11. A careful perusal of the order passed by the learned Sessions Judge would clearly indicate while tracing the facts pleaded on either side and framing the point for consideration whether P.W.11 the petitioner herein has to be impleaded as accused in S.C.No.126 of 2002 and dealing with the said point which is the only point for consideration and determination and having its own discussions on all the facts and circumstances put forth by both sides, the court below has ultimately arrived at the unshakable conclusion that it is quite evident that the petitioner herein has admitted the entries made in the 'IN' and 'OUT' register and knowingly as a duty doctor of the Sub-jail has failed to perform his duty and has helped A2 in the commission of the crime and has thereby committed the offence punishable under Sections 218, 466 and 477A of the I.P.C. being a public servant in the making of entries in the public register and therefore, the Court below finds that there are sufficient grounds by his own evidence to implead him as an accused in S.C.No.126 of 2002, thus allowing the Crl.M.P.No.7 of 2003 made in the said Sessions Case.

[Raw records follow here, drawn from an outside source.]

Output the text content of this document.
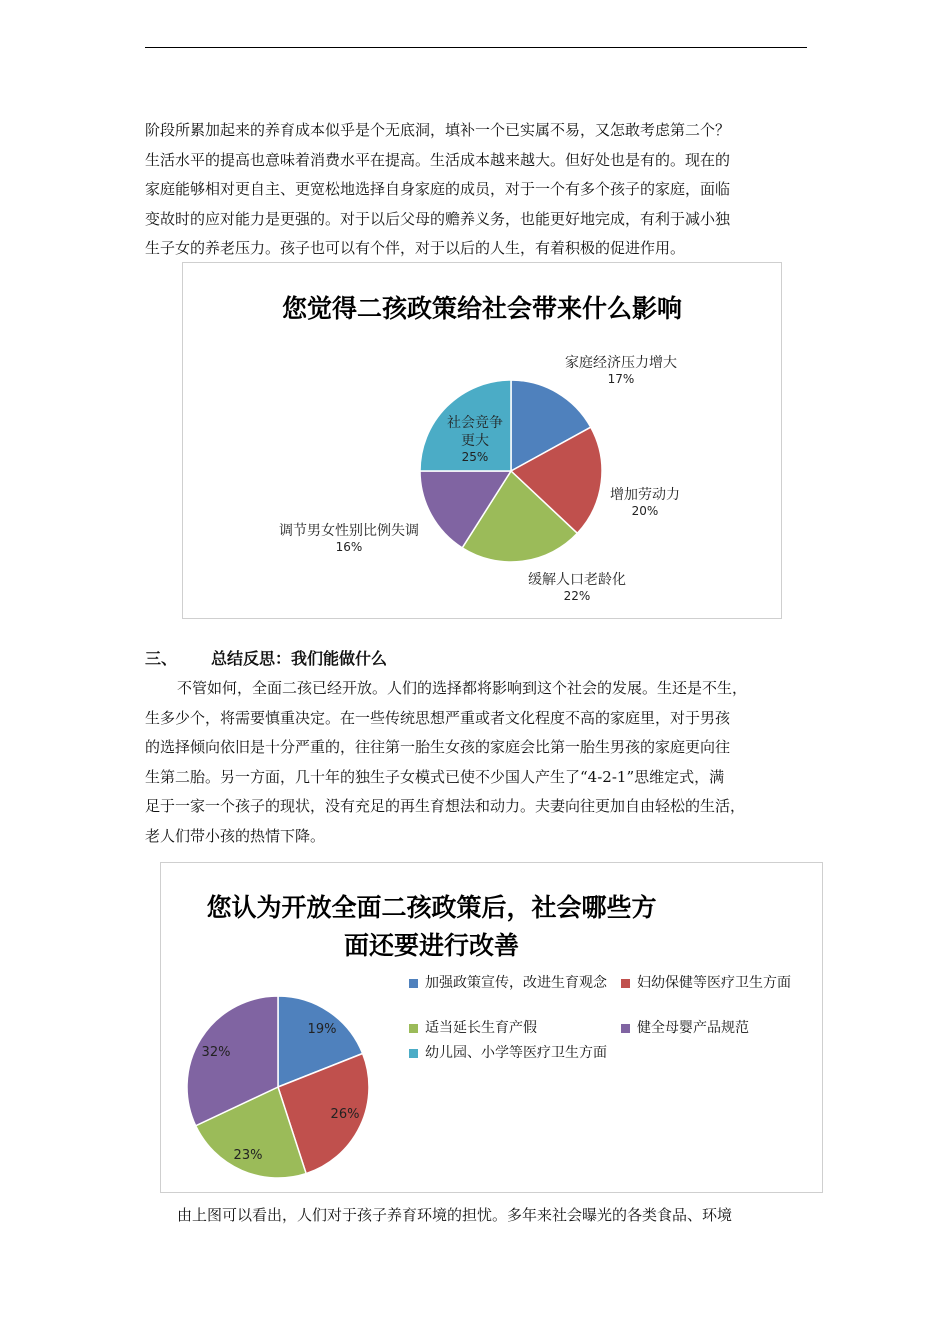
阶段所累加起来的养育成本似乎是个无底洞，填补一个已实属不易，又怎敢考虑第二个？
生活水平的提高也意味着消费水平在提高。生活成本越来越大。但好处也是有的。现在的
家庭能够相对更自主、更宽松地选择自身家庭的成员，对于一个有多个孩子的家庭，面临
变故时的应对能力是更强的。对于以后父母的赡养义务，也能更好地完成，有利于减小独
生子女的养老压力。孩子也可以有个伴，对于以后的人生，有着积极的促进作用。
您觉得二孩政策给社会带来什么影响
家庭经济压力增大
17%
增加劳动力
20%
缓解人口老龄化
22%
调节男女性别比例失调
16%
社会竞争
更大
25%
三、 总结反思：我们能做什么
不管如何，全面二孩已经开放。人们的选择都将影响到这个社会的发展。生还是不生，
生多少个，将需要慎重决定。在一些传统思想严重或者文化程度不高的家庭里，对于男孩
的选择倾向依旧是十分严重的，往往第一胎生女孩的家庭会比第一胎生男孩的家庭更向往
生第二胎。另一方面，几十年的独生子女模式已使不少国人产生了“4-2-1”思维定式，满
足于一家一个孩子的现状，没有充足的再生育想法和动力。夫妻向往更加自由轻松的生活，
老人们带小孩的热情下降。
您认为开放全面二孩政策后，社会哪些方
面还要进行改善
19%
26%
23%
32%
加强政策宣传，改进生育观念	妇幼保健等医疗卫生方面
适当延长生育产假	健全母婴产品规范
幼儿园、小学等医疗卫生方面
由上图可以看出，人们对于孩子养育环境的担忧。多年来社会曝光的各类食品、环境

12. absolutely, no inconsistency or any legal infirmity or error of law or perversity seems to have crept into the well considered and merited order passed by the Court of Additional Sessions Judge (Fast Track Court No.II), Tindivanam and hence the following order: In result,

(i) the above Criminal Revision Case does not merit acceptance and the same is dismissed as such;

(ii) the order dated 9.4.2003 made in Crl.M.P.No.7 of 2003 in S.C. No.126 of 2002 by the Court of Additional Sessions Judge(Fast Track Court No.II), Tindivanam is hereby confirmed;

(iii) Consequently, Crl.M.P.No.3658 of 2003 is also dismissed. Index:Yes

Internet:Yes

gr.

To

1. The Additional Sessions Judge(Fast Track Court No.II), Tindivanam. 2. The Inspector of Police, C.B.C.I.D., Villupuram.